Whenever one embarks on the process of creating an estate plan, whether it is in the form of a comprehensive, integrated plan featuring a Living Trust at its core, or a more simple plan utilizing a Last Will, perhaps the most basic foundational assumption is that the person evidencing their intentions with respect to the disposition of the assets they leave behind possesses the requisite mental acuity to act in this regard. Interestingly, however, there is a significant difference in the way the governing law, as set forth in the California Probate Code, defines the level of capacity that the creator of an estate plan (the “testator”) must possess, depending on whether the dispositive instrument is a Last Will or a Living Trust.
Historically, the capacity standard for Wills has been relatively low. In California the standard is set forth in the California Probate Code Section 6100.5, which provides that a testator has the capacity to make a Will if he or she can (1) understand the nature of the testamentary act, (2) understand and recollect the nature and situation of his or her property, and (3) remember and understand his or her relations to immediate family members and those whose interests are affected by the Will. This is known as “testamentary capacity.”

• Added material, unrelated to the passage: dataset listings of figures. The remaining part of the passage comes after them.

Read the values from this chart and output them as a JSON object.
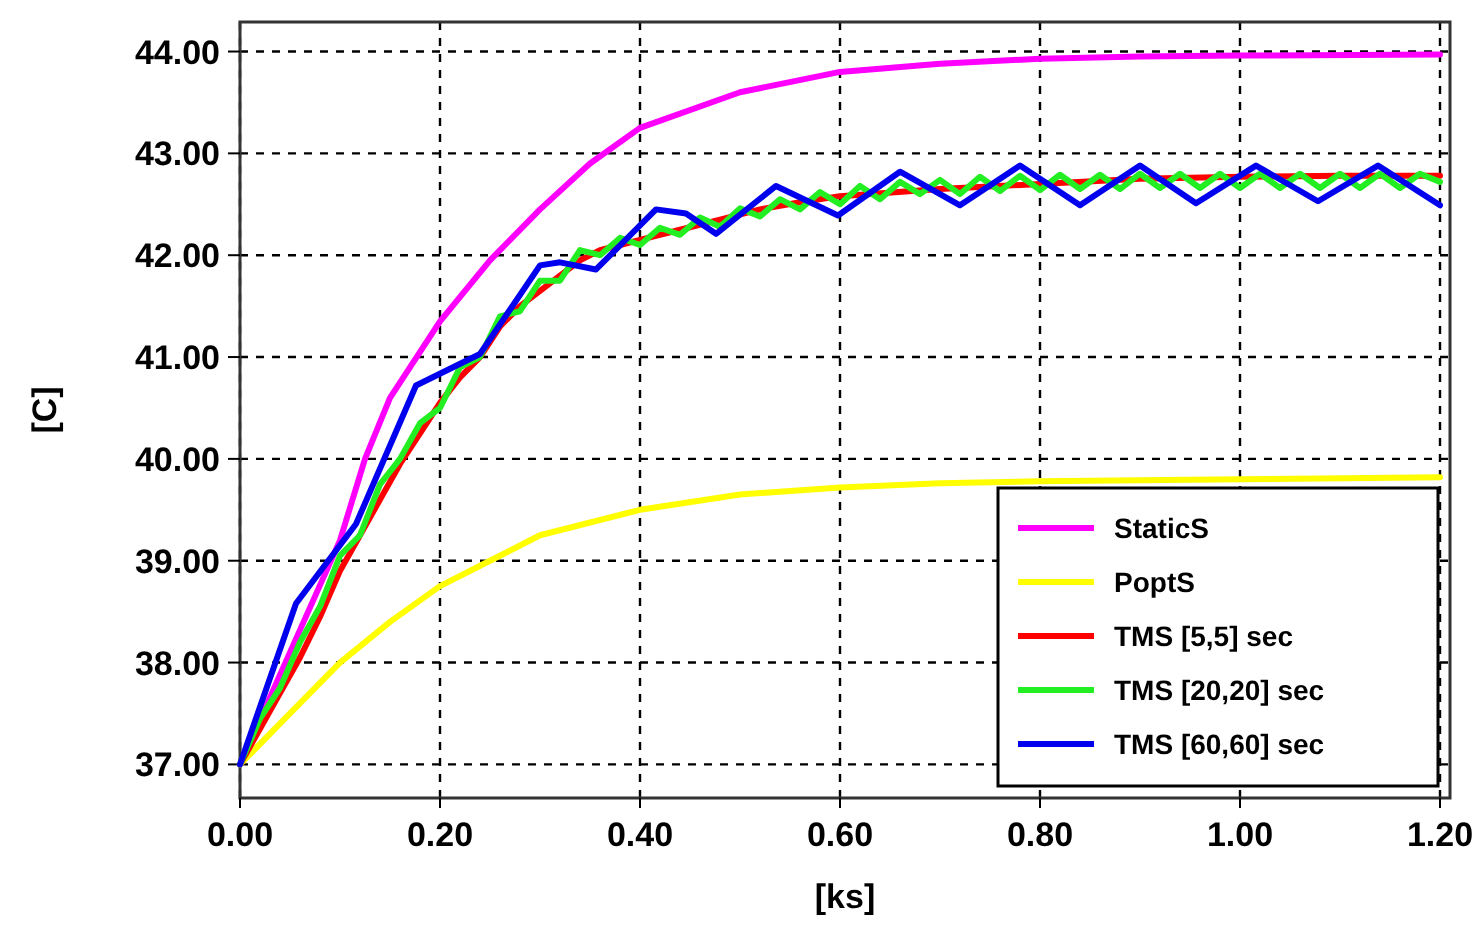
{
  "chart_data": {
    "type": "line",
    "xlabel": "[ks]",
    "ylabel": "[C]",
    "xlim": [
      0,
      1.21
    ],
    "ylim": [
      36.67,
      44.29
    ],
    "xticks": [
      {
        "value": 0,
        "label": "0.00"
      },
      {
        "value": 0.2,
        "label": "0.20"
      },
      {
        "value": 0.4,
        "label": "0.40"
      },
      {
        "value": 0.6,
        "label": "0.60"
      },
      {
        "value": 0.8,
        "label": "0.80"
      },
      {
        "value": 1.0,
        "label": "1.00"
      },
      {
        "value": 1.2,
        "label": "1.20"
      }
    ],
    "yticks": [
      {
        "value": 37,
        "label": "37.00"
      },
      {
        "value": 38,
        "label": "38.00"
      },
      {
        "value": 39,
        "label": "39.00"
      },
      {
        "value": 40,
        "label": "40.00"
      },
      {
        "value": 41,
        "label": "41.00"
      },
      {
        "value": 42,
        "label": "42.00"
      },
      {
        "value": 43,
        "label": "43.00"
      },
      {
        "value": 44,
        "label": "44.00"
      }
    ],
    "grid": true,
    "legend": "bottom right",
    "marker": "none",
    "line_style": "solid",
    "series": [
      {
        "name": "StaticS",
        "color": "#ff00ff",
        "x": [
          0,
          0.05,
          0.1,
          0.125,
          0.15,
          0.2,
          0.25,
          0.3,
          0.35,
          0.4,
          0.5,
          0.6,
          0.7,
          0.8,
          0.9,
          1.0,
          1.2
        ],
        "values": [
          37,
          38.1,
          39.2,
          40.0,
          40.6,
          41.35,
          41.95,
          42.45,
          42.9,
          43.25,
          43.6,
          43.8,
          43.88,
          43.93,
          43.95,
          43.96,
          43.97
        ]
      },
      {
        "name": "PoptS",
        "color": "#ffff00",
        "x": [
          0,
          0.05,
          0.1,
          0.15,
          0.2,
          0.25,
          0.3,
          0.4,
          0.5,
          0.6,
          0.7,
          0.8,
          1.0,
          1.2
        ],
        "values": [
          37,
          37.5,
          38.0,
          38.4,
          38.75,
          39.0,
          39.25,
          39.5,
          39.65,
          39.72,
          39.76,
          39.78,
          39.8,
          39.82
        ]
      },
      {
        "name": "TMS [5,5] sec",
        "color": "#ff0000",
        "x": [
          0,
          0.02,
          0.04,
          0.06,
          0.08,
          0.1,
          0.12,
          0.14,
          0.16,
          0.18,
          0.2,
          0.22,
          0.24,
          0.26,
          0.28,
          0.3,
          0.32,
          0.34,
          0.36,
          0.38,
          0.4,
          0.44,
          0.48,
          0.52,
          0.56,
          0.6,
          0.7,
          0.8,
          0.9,
          1.0,
          1.1,
          1.2
        ],
        "values": [
          37,
          37.35,
          37.7,
          38.05,
          38.45,
          38.9,
          39.25,
          39.6,
          39.95,
          40.25,
          40.55,
          40.8,
          41.0,
          41.3,
          41.5,
          41.65,
          41.8,
          41.95,
          42.05,
          42.1,
          42.15,
          42.25,
          42.35,
          42.45,
          42.52,
          42.58,
          42.65,
          42.7,
          42.75,
          42.77,
          42.78,
          42.78
        ]
      },
      {
        "name": "TMS [20,20] sec",
        "color": "#22ee22",
        "x": [
          0,
          0.02,
          0.04,
          0.06,
          0.08,
          0.1,
          0.12,
          0.14,
          0.16,
          0.18,
          0.2,
          0.22,
          0.24,
          0.26,
          0.28,
          0.3,
          0.32,
          0.34,
          0.36,
          0.38,
          0.4,
          0.42,
          0.44,
          0.46,
          0.48,
          0.5,
          0.52,
          0.54,
          0.56,
          0.58,
          0.6,
          0.62,
          0.64,
          0.66,
          0.68,
          0.7,
          0.72,
          0.74,
          0.76,
          0.78,
          0.8,
          0.82,
          0.84,
          0.86,
          0.88,
          0.9,
          0.92,
          0.94,
          0.96,
          0.98,
          1.0,
          1.02,
          1.04,
          1.06,
          1.08,
          1.1,
          1.12,
          1.14,
          1.16,
          1.18,
          1.2
        ],
        "values": [
          37,
          37.45,
          37.75,
          38.2,
          38.55,
          39.05,
          39.25,
          39.75,
          40.0,
          40.35,
          40.5,
          40.9,
          41.0,
          41.4,
          41.45,
          41.75,
          41.75,
          42.05,
          42.0,
          42.17,
          42.1,
          42.27,
          42.2,
          42.37,
          42.28,
          42.46,
          42.38,
          42.55,
          42.45,
          42.62,
          42.5,
          42.68,
          42.55,
          42.72,
          42.6,
          42.74,
          42.6,
          42.77,
          42.63,
          42.78,
          42.64,
          42.79,
          42.65,
          42.79,
          42.65,
          42.8,
          42.66,
          42.8,
          42.66,
          42.8,
          42.66,
          42.8,
          42.66,
          42.8,
          42.66,
          42.8,
          42.66,
          42.8,
          42.66,
          42.8,
          42.72
        ]
      },
      {
        "name": "TMS [60,60] sec",
        "color": "#0000ee",
        "x": [
          0,
          0.056,
          0.116,
          0.176,
          0.24,
          0.3,
          0.32,
          0.356,
          0.416,
          0.446,
          0.476,
          0.536,
          0.598,
          0.66,
          0.72,
          0.78,
          0.84,
          0.9,
          0.956,
          1.016,
          1.078,
          1.138,
          1.2
        ],
        "values": [
          37,
          38.58,
          39.36,
          40.72,
          41.03,
          41.9,
          41.93,
          41.86,
          42.45,
          42.41,
          42.21,
          42.68,
          42.39,
          42.82,
          42.49,
          42.88,
          42.49,
          42.88,
          42.51,
          42.88,
          42.53,
          42.88,
          42.49
        ]
      }
    ]
  }
}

In that the creation of a Living Trust is technically regarded as the establishment of a contractual relationship between the trustor and the trustee (in most cases, the same person or people), the capacity standard is higher, and requires that the individual be able to communicate, understand and appreciate (1) the rights, duties and responsibilities created or affected by his or her decision, (2) the probable consequences of the decision, and (3) the significant risks of, benefits of, and reasonable alternatives to the decision. California Probate Code Section 812. This is often referred to as “contractual capacity.”

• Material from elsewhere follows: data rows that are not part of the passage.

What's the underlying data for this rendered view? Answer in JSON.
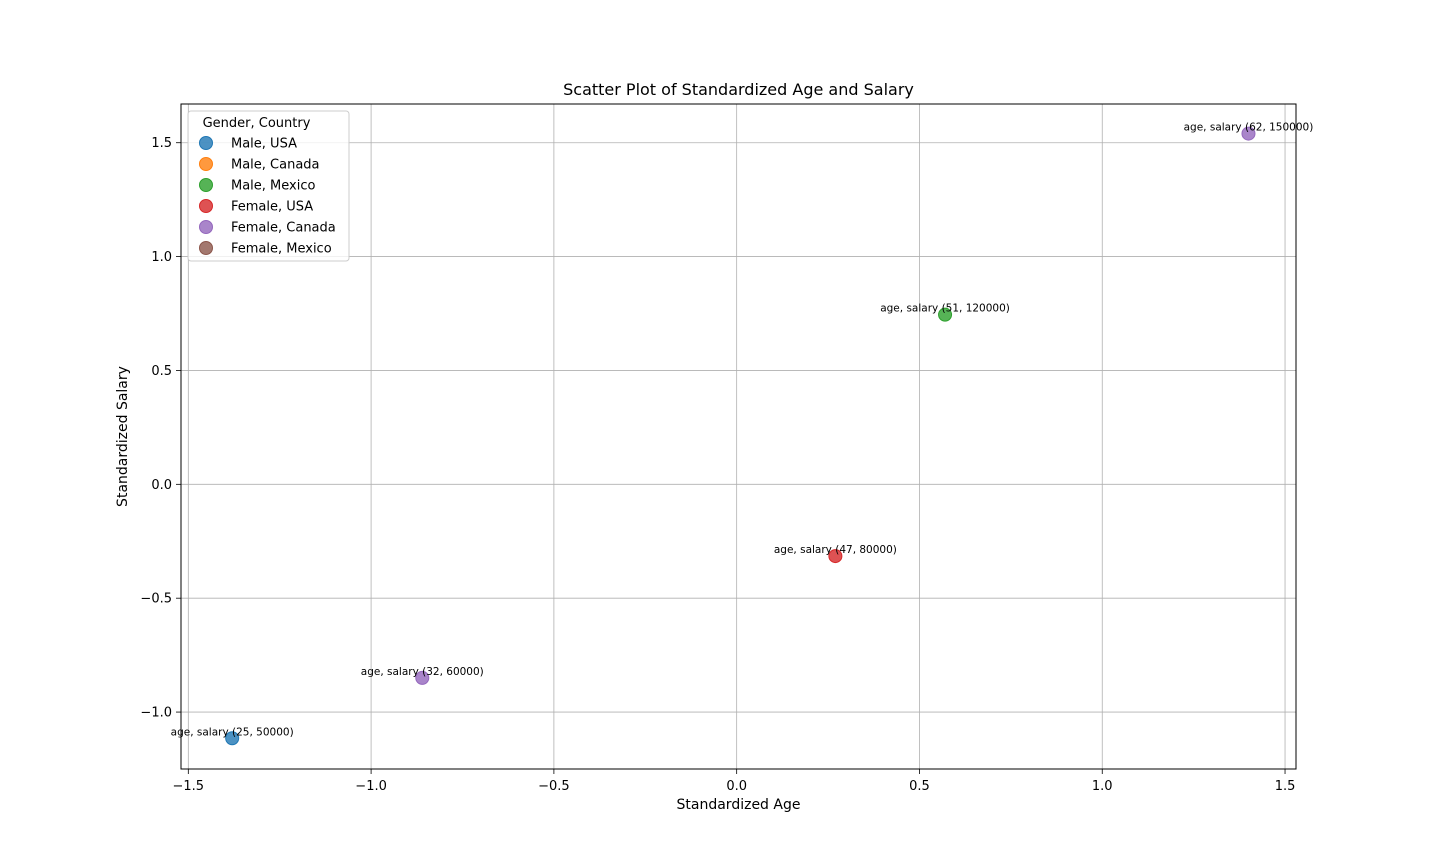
{
  "chart_data": {
    "type": "scatter",
    "title": "Scatter Plot of Standardized Age and Salary",
    "xlabel": "Standardized Age",
    "ylabel": "Standardized Salary",
    "xlim": [
      -1.52,
      1.53
    ],
    "ylim": [
      -1.25,
      1.67
    ],
    "xticks": [
      -1.5,
      -1.0,
      -0.5,
      0.0,
      0.5,
      1.0,
      1.5
    ],
    "xtick_labels": [
      "−1.5",
      "−1.0",
      "−0.5",
      "0.0",
      "0.5",
      "1.0",
      "1.5"
    ],
    "yticks": [
      -1.0,
      -0.5,
      0.0,
      0.5,
      1.0,
      1.5
    ],
    "ytick_labels": [
      "−1.0",
      "−0.5",
      "0.0",
      "0.5",
      "1.0",
      "1.5"
    ],
    "grid": true,
    "legend": {
      "title": "Gender, Country",
      "placement": "top-left",
      "entries": [
        {
          "label": "Male, USA",
          "color": "#1f77b4"
        },
        {
          "label": "Male, Canada",
          "color": "#ff7f0e"
        },
        {
          "label": "Male, Mexico",
          "color": "#2ca02c"
        },
        {
          "label": "Female, USA",
          "color": "#d62728"
        },
        {
          "label": "Female, Canada",
          "color": "#9467bd"
        },
        {
          "label": "Female, Mexico",
          "color": "#8c564b"
        }
      ]
    },
    "series": [
      {
        "name": "Male, USA",
        "color": "#1f77b4",
        "points": [
          {
            "x": -1.38,
            "y": -1.115,
            "label": "age, salary (25, 50000)"
          }
        ]
      },
      {
        "name": "Male, Canada",
        "color": "#ff7f0e",
        "points": []
      },
      {
        "name": "Male, Mexico",
        "color": "#2ca02c",
        "points": [
          {
            "x": 0.57,
            "y": 0.745,
            "label": "age, salary (51, 120000)"
          }
        ]
      },
      {
        "name": "Female, USA",
        "color": "#d62728",
        "points": [
          {
            "x": 0.27,
            "y": -0.315,
            "label": "age, salary (47, 80000)"
          }
        ]
      },
      {
        "name": "Female, Canada",
        "color": "#9467bd",
        "points": [
          {
            "x": -0.86,
            "y": -0.85,
            "label": "age, salary (32, 60000)"
          },
          {
            "x": 1.4,
            "y": 1.54,
            "label": "age, salary (62, 150000)"
          }
        ]
      },
      {
        "name": "Female, Mexico",
        "color": "#8c564b",
        "points": []
      }
    ]
  }
}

As estate planning practitioners, one of the more significant responsibilities we face is to make a determination as to a testator’s possession of the requisite capacity to execute the documents they have evidenced a desire to implement. This is an essential determination, inasmuch as any documents executed by a testator who lacks the required capacity may be subsequently invalidated, thus resulting in less than optimal outcomes – including the need for a probate proceeding based on the rules of intestacy (see the previous blog regarding that topic).
Further, as one might expect, testators who have marginal testamentary capacity are susceptible to undue influence that often results in outcomes that differ from what the testator may have intended. Naturally, our objective as estate planning attorneys is to craft legally enforceable documents that direct the disposition of assets in the way the testator intends (with the person or people that the testator deemed appropriate to serve as executor or successor trustee). Inherent in that objective is the good-faith belief, based on personal experience, that the testator possesses the requisite capacity.

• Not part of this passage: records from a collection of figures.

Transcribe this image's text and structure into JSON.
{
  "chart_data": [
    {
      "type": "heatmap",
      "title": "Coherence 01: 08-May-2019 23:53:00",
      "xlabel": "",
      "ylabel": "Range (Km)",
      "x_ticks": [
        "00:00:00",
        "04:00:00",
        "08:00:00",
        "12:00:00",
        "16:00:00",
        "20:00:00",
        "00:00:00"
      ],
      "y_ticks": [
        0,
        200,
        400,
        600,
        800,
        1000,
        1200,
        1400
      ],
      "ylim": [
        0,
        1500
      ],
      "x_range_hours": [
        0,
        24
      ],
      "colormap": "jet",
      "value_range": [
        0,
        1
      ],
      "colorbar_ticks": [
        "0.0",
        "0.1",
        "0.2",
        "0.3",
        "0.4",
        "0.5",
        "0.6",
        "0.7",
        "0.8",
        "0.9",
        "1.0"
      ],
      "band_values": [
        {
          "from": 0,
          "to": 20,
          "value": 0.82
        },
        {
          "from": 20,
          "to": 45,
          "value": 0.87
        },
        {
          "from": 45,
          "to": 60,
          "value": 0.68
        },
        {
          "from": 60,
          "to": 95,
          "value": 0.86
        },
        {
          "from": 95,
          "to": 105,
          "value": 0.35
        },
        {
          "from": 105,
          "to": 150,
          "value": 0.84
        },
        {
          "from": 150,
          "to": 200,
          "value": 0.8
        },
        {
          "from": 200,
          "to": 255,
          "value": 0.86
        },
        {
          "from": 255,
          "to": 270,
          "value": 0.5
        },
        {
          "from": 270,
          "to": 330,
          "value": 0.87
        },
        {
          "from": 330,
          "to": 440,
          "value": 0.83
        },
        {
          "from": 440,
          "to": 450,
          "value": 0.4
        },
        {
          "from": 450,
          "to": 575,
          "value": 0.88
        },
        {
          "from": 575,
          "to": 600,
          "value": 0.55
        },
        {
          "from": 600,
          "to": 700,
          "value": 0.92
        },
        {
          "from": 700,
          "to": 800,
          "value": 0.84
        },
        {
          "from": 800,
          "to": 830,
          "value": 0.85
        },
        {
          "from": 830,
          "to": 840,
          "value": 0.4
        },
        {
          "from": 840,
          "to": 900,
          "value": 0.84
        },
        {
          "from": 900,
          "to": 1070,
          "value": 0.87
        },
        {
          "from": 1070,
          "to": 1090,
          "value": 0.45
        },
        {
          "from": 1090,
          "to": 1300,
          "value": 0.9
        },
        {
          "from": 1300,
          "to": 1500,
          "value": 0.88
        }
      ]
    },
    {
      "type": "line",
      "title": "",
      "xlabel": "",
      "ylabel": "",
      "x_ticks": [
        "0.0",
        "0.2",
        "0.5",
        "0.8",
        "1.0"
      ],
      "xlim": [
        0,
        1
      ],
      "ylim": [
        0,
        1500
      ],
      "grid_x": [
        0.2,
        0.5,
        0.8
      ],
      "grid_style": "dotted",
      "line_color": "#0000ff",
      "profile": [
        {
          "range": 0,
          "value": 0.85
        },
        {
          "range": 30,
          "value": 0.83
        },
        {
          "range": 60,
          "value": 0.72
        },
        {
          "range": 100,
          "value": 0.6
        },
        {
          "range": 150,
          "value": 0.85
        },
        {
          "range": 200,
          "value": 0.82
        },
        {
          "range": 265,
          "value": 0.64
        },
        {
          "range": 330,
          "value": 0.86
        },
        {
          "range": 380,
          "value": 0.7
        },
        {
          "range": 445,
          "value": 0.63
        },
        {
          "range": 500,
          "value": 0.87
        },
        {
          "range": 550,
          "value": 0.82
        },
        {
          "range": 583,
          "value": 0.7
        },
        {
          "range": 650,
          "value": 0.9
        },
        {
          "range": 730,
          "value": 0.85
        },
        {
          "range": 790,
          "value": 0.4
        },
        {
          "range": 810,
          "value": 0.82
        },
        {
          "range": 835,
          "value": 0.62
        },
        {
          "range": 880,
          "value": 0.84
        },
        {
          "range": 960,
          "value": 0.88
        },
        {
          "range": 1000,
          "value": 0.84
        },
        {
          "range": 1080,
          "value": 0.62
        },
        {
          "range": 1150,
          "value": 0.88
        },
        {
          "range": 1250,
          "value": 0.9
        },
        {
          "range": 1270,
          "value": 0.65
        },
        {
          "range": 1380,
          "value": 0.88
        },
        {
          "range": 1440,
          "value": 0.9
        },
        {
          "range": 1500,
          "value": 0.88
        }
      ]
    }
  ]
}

As one might expect, in real-world applications, the stated outcome of testator’s estate plan may factor into a practitioner’s determination of capacity – if the testator wishes to divide her estate equally among her three children, the “capacity threshold” may be deemed lower than if the testator expresses her intent to divide her estate equally among two of her three children, while disinheriting the third. This is because a collateral challenge to the documents based on an assertion of testator’s lack of capacity is significantly greater since, in this example, testator disenfranchised one of her children.
So, what’s the “takeaway?” Don’t wait to establish your estate plan – one should always try to avoid issues such as lack of testamentary or contractual capacity, and the best way to eliminate that concept from becoming an issue is to establish your plan while there is no doubt as to your capacity.